Survey and Issues of the Italian Law 48/2008

La Convenzione sul crimine informatico del Consiglio d’Europa del 2001 contiene una serie di previsioni dirette ad adeguare le norme di diritto penale sostanziale e processuale ai crimini commessi tramite le nuove tecnologie. Il contributo esamina brevemente come tale Convenzione abbia influenzato le norme nazionali nei vari Stati membri, soffermandosi in particolare sulla situazione in Italia, dove sono stati impiegati oltre sette anni per ratificare la Convenzione. Il tempo trascorso, però, non ha comportato una riflessione approfondita  sulle migliori modalità di implementazione dei nuovi criteri; il legislatore, piuttosto, sembra essersi preoccupato di inserire dei limitati aggiornamenti dell’esistente, “dilatando” lo spazio operativo degli istituti giuridici.
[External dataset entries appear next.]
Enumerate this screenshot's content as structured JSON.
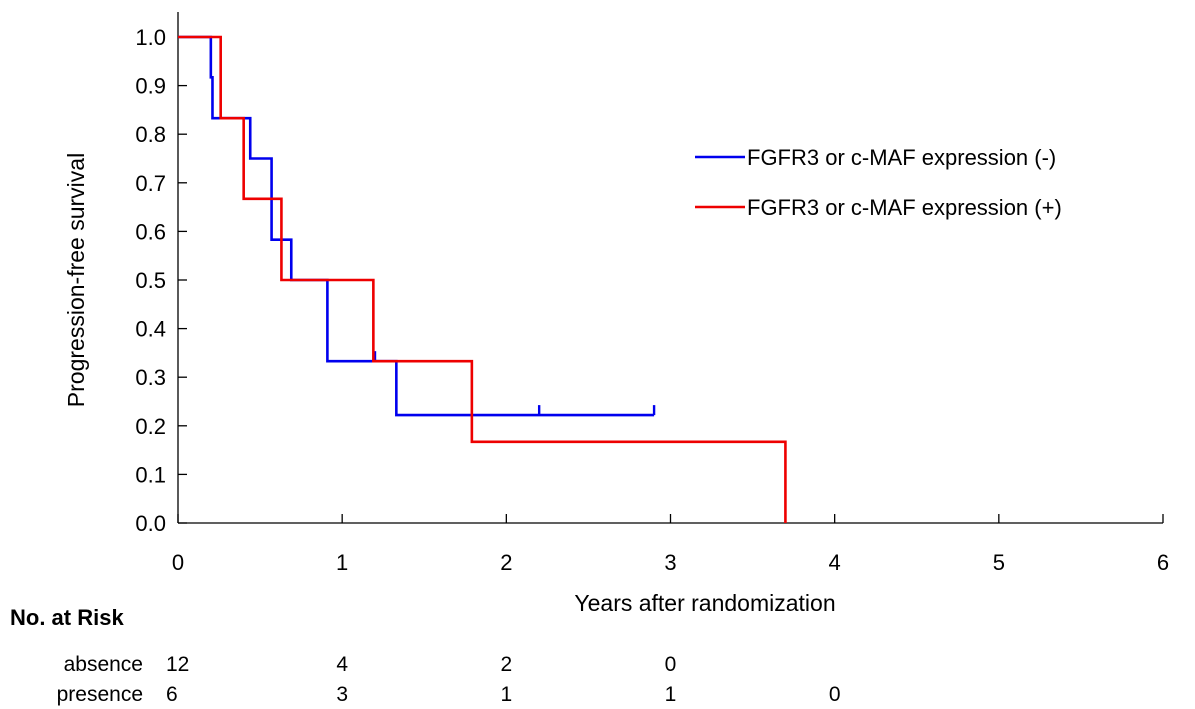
{
  "chart_data": {
    "type": "line",
    "subtype": "kaplan-meier-step",
    "title": "",
    "xlabel": "Years after randomization",
    "ylabel": "Progression-free survival",
    "xlim": [
      0,
      6
    ],
    "ylim": [
      0,
      1
    ],
    "x_ticks": [
      "0",
      "1",
      "2",
      "3",
      "4",
      "5",
      "6"
    ],
    "y_ticks": [
      "0.0",
      "0.1",
      "0.2",
      "0.3",
      "0.4",
      "0.5",
      "0.6",
      "0.7",
      "0.8",
      "0.9",
      "1.0"
    ],
    "grid": false,
    "legend_position": "right",
    "series": [
      {
        "name": "FGFR3 or c-MAF expression (-)",
        "color": "#0000ee",
        "steps": [
          [
            0,
            1.0
          ],
          [
            0.2,
            0.917
          ],
          [
            0.21,
            0.833
          ],
          [
            0.44,
            0.75
          ],
          [
            0.57,
            0.583
          ],
          [
            0.69,
            0.5
          ],
          [
            0.91,
            0.333
          ],
          [
            1.33,
            0.222
          ]
        ],
        "end_x": 2.9,
        "censored": [
          [
            1.2,
            0.333
          ],
          [
            2.2,
            0.222
          ],
          [
            2.9,
            0.222
          ]
        ]
      },
      {
        "name": "FGFR3 or c-MAF expression (+)",
        "color": "#ee0000",
        "steps": [
          [
            0,
            1.0
          ],
          [
            0.26,
            0.833
          ],
          [
            0.4,
            0.667
          ],
          [
            0.63,
            0.5
          ],
          [
            1.19,
            0.333
          ],
          [
            1.79,
            0.167
          ],
          [
            3.7,
            0.0
          ]
        ],
        "end_x": 3.7,
        "censored": []
      }
    ],
    "risk_table": {
      "title": "No. at Risk",
      "rows": [
        {
          "label": "absence",
          "counts": [
            "12",
            "4",
            "2",
            "0"
          ]
        },
        {
          "label": "presence",
          "counts": [
            "6",
            "3",
            "1",
            "1",
            "0"
          ]
        }
      ]
    }
  }
}
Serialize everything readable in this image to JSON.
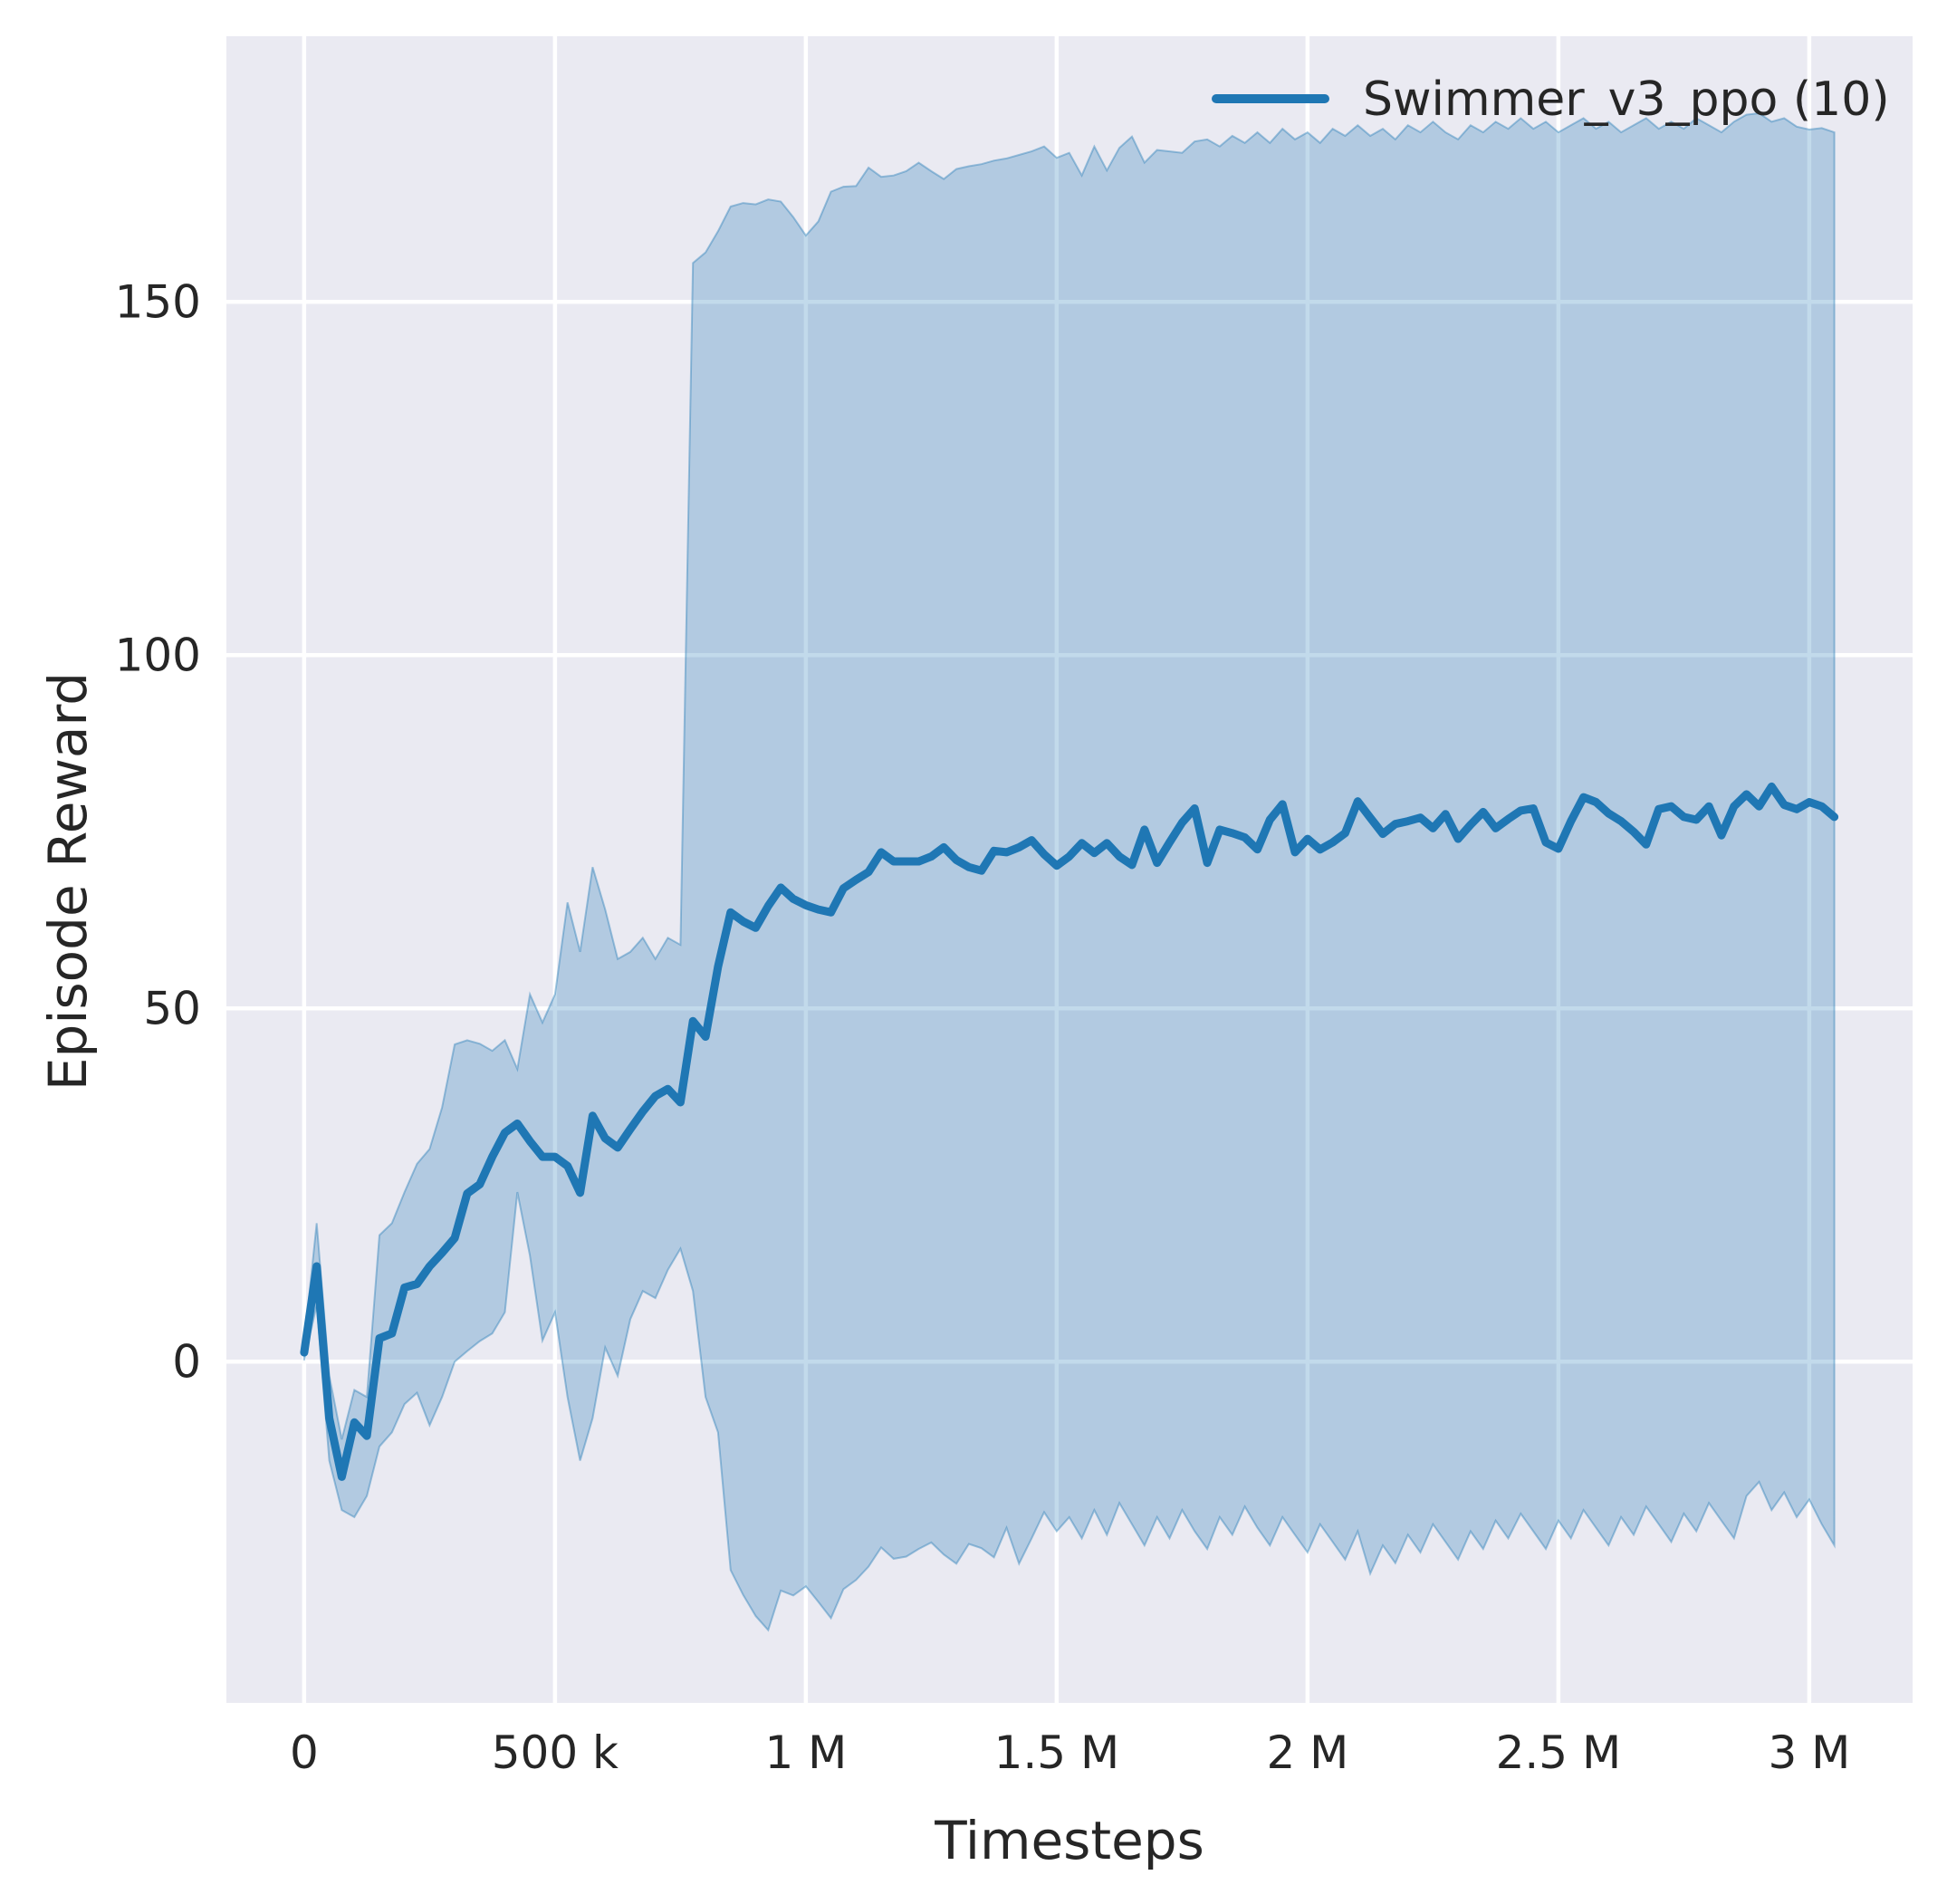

Sommario: 1. “Bisogna cambiare tutto per non cambiare niente” – 2. Il “dover essere” del sistema – 2.1. Le fonti europee – 2.2. Gli  ordinamenti dei Paesi europei – 2.3. Le fonti nazionali – 3. L’“essere” del sistema – 3.1. Il sequestro probatorio in materia di investigazioni  digitali – 3.2. La ripetibilità degli accertamenti di digital forensics – 3.3. Il valore probatorio dell’indirizzo IP per l’individuazione  dell’autore degli accessi abusivi a sistemi informatici o telematici – 4. Spunti per una vera riforma – 5. Conclusioni

English Abstract: The Budapest Convention on Cybercrime, adopted in 2001, aims at harmonizing national laws in this field through  substantive and procedural provisions. The effects of the Convention on Member States’ legal systems are examined. A particular attention is given to the Italian situation, where the Convention came into force in 2008. The spent time did not entail a deep consideration on the best ways to apply the new principles expressed in the Convention. It seems that the legislator was concerned about adding some limited updating of existing provisions, simply “extending” the scope of specific rules.